St Swithin’s Day, if it does rain
Full forty days, it will remain
St Swithin’s Day, if it be fair
For forty days, t’will rain no more
The words and lyrics of the English nursery rhyme reflect the ‘old wive’s tale’ that if it rains on St. Swithin’s day then it will continue to rain for a further forty days. St. Swithin’s Day falls on 15th July. St. Swithin, or Swithun was born circa 800 and died AD862. He was a Saxon Bishop of Winchester when he died he was buried outside Winchester Cathedral so that he could ‘feel’ the raindrops when he was dead. However, when he was canonised a tomb was built inside the cathedral and July 15th 971 was the day his body was to be moved. Legend has it that a storm, breaking the end of a long dry spell, on the 15th and rain on each of the subsequent 40 days led to the monks taking this as a sign of ‘divine displeasure’ and left his body where it was. The Shrine of St. Swithun, together with the tomb of Alfred the Great, in Winchester Cathedral made the Cathedral a principal place of pilgrimage in England. The shrine was destroyed in 1538 by King Henry VIII’ s men during the Dissolution of the Monasteries. The sayings surrounding St. Swithin’s Day during the Middle Ages were subject to observations that summer weather patterns are usually quite well established by mid July and tended to persist until late August.

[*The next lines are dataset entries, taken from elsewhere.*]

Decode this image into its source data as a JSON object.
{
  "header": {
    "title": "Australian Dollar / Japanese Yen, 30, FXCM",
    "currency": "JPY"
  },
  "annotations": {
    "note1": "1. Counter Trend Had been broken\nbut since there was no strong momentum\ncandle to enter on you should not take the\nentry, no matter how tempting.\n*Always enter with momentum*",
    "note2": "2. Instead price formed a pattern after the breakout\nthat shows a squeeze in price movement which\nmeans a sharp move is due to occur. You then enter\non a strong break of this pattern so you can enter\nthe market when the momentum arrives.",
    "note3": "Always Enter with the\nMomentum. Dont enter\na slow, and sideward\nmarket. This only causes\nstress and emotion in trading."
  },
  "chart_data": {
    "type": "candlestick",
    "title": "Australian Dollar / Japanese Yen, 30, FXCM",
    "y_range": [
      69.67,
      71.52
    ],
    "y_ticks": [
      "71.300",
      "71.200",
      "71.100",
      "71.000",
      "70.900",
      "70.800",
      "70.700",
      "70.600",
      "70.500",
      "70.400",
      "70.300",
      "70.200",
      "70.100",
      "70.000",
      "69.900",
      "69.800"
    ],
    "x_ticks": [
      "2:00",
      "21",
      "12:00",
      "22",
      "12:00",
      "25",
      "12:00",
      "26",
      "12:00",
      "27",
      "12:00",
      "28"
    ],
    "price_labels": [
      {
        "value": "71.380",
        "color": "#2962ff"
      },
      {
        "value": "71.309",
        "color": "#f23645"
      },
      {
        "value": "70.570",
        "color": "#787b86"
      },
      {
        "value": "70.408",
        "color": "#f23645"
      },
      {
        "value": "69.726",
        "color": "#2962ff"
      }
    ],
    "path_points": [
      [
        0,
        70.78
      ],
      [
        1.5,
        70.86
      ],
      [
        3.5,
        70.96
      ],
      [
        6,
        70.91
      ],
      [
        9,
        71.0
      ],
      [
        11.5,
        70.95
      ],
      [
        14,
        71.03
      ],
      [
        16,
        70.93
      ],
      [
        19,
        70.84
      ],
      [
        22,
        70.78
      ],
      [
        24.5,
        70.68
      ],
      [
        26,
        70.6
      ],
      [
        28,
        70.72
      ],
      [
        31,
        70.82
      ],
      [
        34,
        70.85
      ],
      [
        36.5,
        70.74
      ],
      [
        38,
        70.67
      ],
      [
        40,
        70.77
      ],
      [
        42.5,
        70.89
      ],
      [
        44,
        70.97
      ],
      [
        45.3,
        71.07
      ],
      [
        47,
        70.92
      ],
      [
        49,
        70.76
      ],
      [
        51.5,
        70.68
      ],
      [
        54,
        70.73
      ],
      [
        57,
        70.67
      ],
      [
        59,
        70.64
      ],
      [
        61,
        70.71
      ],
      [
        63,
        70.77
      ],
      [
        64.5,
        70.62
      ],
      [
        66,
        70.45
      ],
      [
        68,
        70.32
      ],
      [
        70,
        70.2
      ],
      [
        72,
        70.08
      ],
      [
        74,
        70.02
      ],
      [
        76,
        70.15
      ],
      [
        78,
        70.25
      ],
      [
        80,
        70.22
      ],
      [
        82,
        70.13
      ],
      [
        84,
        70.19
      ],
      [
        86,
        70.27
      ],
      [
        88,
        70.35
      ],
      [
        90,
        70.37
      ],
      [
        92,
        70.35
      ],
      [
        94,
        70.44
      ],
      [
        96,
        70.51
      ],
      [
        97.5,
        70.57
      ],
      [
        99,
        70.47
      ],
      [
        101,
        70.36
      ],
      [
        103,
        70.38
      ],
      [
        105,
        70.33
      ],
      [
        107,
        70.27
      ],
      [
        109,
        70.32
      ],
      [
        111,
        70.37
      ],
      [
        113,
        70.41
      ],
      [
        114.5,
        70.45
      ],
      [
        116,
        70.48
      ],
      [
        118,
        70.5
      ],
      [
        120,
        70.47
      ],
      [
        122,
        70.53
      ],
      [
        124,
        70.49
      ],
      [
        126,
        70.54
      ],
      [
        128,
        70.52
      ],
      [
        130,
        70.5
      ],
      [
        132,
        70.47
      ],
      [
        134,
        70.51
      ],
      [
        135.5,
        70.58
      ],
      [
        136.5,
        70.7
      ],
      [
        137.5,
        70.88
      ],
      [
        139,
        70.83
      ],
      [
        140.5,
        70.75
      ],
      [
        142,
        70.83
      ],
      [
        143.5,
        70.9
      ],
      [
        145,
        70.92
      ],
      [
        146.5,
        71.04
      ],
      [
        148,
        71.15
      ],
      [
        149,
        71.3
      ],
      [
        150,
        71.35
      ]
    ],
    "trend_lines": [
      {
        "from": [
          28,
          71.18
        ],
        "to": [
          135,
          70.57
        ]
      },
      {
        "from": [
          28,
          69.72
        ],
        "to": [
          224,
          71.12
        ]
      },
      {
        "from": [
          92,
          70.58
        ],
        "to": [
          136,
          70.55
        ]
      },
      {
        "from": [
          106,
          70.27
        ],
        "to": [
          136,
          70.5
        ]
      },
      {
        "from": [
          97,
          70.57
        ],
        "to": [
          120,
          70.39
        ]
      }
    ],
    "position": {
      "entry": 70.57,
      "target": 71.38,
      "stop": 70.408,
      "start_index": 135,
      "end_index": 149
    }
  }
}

This, the most famous of all the weather related saints’ days in the UK. originally only concerned rain, but later related to 40 days of similar weather. There is very little truth behind these sayings, and since 1861 there has neither been 40 dry nor 40 wet days following a dry or wet St. Swithin’s Day. In fact on average about 20 days with some rain and 20 rain free days can be expected between July 15th and August 24th, and of course it goes without saying that the weather on July 15th is independant of conditions for the following 40 days.
Our European neighbours have similar sayings based around the idea of 40 days of similar weather (ie wet or dry). The French have St. Medard’s Day on the June 8th . The Germans have the Day of Seven Sleepers on June 27th whilst the Belgians have St. Godelieve on July 27th.